- Genre: Military drama, Espionage
- Based on: India's Most Fearless 2 by Shiv Aroor and Rahul Singh
- Written by: Brijesh Jayrajan Sudeep Nigam
- Directed by: Raj Acharya
- Starring: Abir Chatterjee Vijay Krishna Vikram Gokhale Neeraj Kabi Anant Mahadevan Rajesh Khattar Sanjay Suri Aahana Kumra
- Country of origin: India
- Original language: Hindi

Production
- Production location: India
- Production companies: Applause Entertainment Juggernaut Productions

Original release
- Network: SonyLIV
- Release: 4 June 2022

= Avrodh: The Siege Within 2 =

2022 Indian TV series

Avrodh: The Siege Within 2 is an Indian Hindi-language military drama espionage streaming television series which premiered on SonyLIV on 24 June 2022. It was directed by Raj Acharya, and stars Abir Chatterjee in the lead role.
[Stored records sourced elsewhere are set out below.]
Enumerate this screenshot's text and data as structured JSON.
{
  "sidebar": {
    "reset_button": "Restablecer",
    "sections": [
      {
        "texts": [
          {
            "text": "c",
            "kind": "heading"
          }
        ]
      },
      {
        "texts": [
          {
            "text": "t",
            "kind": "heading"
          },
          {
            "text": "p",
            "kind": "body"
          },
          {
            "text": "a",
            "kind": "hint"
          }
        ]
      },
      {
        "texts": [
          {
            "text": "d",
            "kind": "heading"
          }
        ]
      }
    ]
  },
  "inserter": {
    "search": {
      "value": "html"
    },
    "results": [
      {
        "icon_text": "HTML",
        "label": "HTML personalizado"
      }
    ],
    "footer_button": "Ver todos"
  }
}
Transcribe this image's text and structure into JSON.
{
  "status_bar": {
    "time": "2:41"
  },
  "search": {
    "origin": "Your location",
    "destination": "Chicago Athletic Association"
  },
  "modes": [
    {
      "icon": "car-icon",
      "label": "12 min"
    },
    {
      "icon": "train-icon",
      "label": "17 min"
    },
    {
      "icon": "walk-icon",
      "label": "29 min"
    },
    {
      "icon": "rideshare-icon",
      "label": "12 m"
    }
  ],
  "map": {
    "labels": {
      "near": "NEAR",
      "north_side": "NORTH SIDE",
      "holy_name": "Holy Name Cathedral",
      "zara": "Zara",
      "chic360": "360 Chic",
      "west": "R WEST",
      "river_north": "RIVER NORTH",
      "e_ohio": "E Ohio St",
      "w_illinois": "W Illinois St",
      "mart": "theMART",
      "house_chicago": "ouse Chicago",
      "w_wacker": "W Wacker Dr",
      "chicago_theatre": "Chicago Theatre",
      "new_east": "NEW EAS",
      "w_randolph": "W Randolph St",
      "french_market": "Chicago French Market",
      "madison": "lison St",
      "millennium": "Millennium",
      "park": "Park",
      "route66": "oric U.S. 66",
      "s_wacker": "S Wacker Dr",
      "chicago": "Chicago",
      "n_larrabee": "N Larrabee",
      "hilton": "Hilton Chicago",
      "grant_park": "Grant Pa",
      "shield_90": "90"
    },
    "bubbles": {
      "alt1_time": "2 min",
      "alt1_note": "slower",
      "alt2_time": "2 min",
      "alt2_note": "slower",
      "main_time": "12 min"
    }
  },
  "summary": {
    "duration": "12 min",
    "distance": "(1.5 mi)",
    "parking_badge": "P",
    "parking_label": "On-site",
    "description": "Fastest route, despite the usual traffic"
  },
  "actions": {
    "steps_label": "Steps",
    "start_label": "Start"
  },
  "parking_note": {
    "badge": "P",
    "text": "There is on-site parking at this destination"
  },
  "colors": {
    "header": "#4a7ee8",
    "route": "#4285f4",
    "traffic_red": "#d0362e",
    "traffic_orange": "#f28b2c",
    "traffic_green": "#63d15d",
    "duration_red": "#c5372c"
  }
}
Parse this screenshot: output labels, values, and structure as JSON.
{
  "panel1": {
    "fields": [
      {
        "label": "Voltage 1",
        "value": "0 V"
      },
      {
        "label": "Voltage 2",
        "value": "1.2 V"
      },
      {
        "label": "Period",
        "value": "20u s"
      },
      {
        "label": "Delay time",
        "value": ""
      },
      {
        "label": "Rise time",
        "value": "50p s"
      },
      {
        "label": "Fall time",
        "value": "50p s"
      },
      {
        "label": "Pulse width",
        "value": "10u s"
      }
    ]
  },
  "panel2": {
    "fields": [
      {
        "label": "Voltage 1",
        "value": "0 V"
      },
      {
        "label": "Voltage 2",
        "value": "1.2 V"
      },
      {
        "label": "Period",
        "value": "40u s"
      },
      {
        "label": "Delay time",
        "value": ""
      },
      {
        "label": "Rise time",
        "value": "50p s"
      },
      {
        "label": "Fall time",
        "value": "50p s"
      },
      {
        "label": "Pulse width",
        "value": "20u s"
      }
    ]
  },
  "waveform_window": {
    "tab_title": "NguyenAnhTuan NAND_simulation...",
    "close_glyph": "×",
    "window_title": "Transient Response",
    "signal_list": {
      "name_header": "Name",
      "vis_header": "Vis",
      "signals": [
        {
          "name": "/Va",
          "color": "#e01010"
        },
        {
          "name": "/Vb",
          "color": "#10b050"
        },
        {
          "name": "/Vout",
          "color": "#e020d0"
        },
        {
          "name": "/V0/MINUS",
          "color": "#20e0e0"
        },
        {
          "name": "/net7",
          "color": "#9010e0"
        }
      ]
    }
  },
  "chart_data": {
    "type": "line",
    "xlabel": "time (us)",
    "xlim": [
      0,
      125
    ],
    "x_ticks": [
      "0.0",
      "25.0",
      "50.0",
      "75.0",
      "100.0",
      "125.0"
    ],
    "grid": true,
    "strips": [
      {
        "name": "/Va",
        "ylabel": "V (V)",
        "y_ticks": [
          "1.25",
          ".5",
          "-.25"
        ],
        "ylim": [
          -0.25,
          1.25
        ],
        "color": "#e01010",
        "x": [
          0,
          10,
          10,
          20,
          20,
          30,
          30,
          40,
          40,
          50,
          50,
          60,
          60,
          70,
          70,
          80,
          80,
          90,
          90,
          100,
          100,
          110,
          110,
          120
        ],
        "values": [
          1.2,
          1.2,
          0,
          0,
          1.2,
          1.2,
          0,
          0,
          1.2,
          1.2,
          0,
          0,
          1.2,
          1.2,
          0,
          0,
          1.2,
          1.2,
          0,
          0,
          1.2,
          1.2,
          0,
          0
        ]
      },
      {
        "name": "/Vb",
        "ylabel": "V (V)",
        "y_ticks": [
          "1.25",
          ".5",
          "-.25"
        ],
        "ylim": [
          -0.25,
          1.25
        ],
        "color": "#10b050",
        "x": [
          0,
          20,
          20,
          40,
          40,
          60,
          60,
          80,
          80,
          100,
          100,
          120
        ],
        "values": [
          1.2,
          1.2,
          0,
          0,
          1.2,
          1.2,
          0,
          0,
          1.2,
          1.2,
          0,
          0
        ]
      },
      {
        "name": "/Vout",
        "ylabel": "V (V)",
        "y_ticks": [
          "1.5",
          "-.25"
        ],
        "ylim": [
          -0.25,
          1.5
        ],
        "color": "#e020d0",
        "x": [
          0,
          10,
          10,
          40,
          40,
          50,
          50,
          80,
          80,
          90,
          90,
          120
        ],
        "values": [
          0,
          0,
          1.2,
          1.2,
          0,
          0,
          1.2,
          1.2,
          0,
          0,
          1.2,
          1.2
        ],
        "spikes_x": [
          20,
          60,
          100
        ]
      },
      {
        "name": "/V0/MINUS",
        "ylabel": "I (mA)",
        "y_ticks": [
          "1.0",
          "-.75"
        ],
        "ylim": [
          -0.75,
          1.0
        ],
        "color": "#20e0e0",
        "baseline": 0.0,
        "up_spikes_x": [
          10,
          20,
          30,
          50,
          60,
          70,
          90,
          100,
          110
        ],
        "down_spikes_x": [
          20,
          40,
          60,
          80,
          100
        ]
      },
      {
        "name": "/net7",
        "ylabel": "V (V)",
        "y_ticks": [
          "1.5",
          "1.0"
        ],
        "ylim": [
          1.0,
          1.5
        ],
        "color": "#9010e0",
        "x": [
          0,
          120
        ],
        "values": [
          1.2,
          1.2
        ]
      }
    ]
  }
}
The series is a standalone sequel to Avrodh: The Siege Within. It is based on operations conducted by the Indian Army to stop terrorist attacks and spread of fake notes, eventually leading to the implementation of demonetisation. The series is a fictionalised retelling of the chapter, ‘Just tell me when to begin Sir’, from the book India’s Most Fearless 2, written by Shiv Aroor and Rahul Singh.

== Plot summary ==

Pradeep Bhattacharya is an Income Tax officer, as well as a captain in the Indian Army. Conspirators in Pakistan try to cause terrorist attacks, activate separatist groups, and spread counterfeit currency in India. Pradeep, along with the help of his colleagues and the Indian government, stop the terrorist attacks. However, the fake notes have already spread on a large scale. So, the Prime Minister decides to demonetise notes of denomination ₹500 and ₹1000.

== Cast ==

- Abir Chatterjee as Captain Pradeep Bhattacharya, Para (Special Forces)
- Vijay Krishna as Captain Imtiaz Ahmed, Para (Special Forces)
- Mohan Agashe as Prime Minister, based on Narendra Modi
- Neeraj Kabi as National Security Advisor Shailesh Malviya
- Anant Mahadevan as Satish Mahadevan
- Rajesh Khattar as General Akram Aziz, Pakistan Army
- Karan Thakur as Captain Farooq Khan, Pakistan Army
- Sanjay Suri as Prof. Ehsan Waziri, a businessman and the mastermind behind the plans
- Aahana Kumra as Waziri's spy in India
Source:

== Production ==
The web series is a fictionalised retelling of the chapter, ‘Just tell me when to begin Sir’, from the book India’s Most Fearless 2, written by Shiv Aroor and Rahul Singh. Directed by Raj Acharya and produced by Applause Entertainment in association with Juggernaut Productions, the story is written by Brijesh Jayrajan and Sudeep Nigam. It released on 24 June 2022. It is a standalone sequel to Avrodh: The Siege Within, which is based on the 2016 Uri terrorist attack and the subsequent surgical strikes.

== Critical reception ==

The Times of India said that the series makes for an intense watch with its thrilling action, and praised the cast. Hindustan Times commented that Avrodh: The Siege Within 2 "is a series that tries really hard to be gripping but is hurt by lack of subtlety and some questionable production values." India Today praised the cinematography and background score, but termed the plot as predictable. Scroll.in lauded the action, but felt that the plot did not offer anything different. Telegraph India commended Abir Chatterjee's performance, but criticised the lack of thrill and human element. Koimoi gave the film 2.5 stars out of 5, and commented, "Things do get interesting partly but that doesn't negate the questionable factors."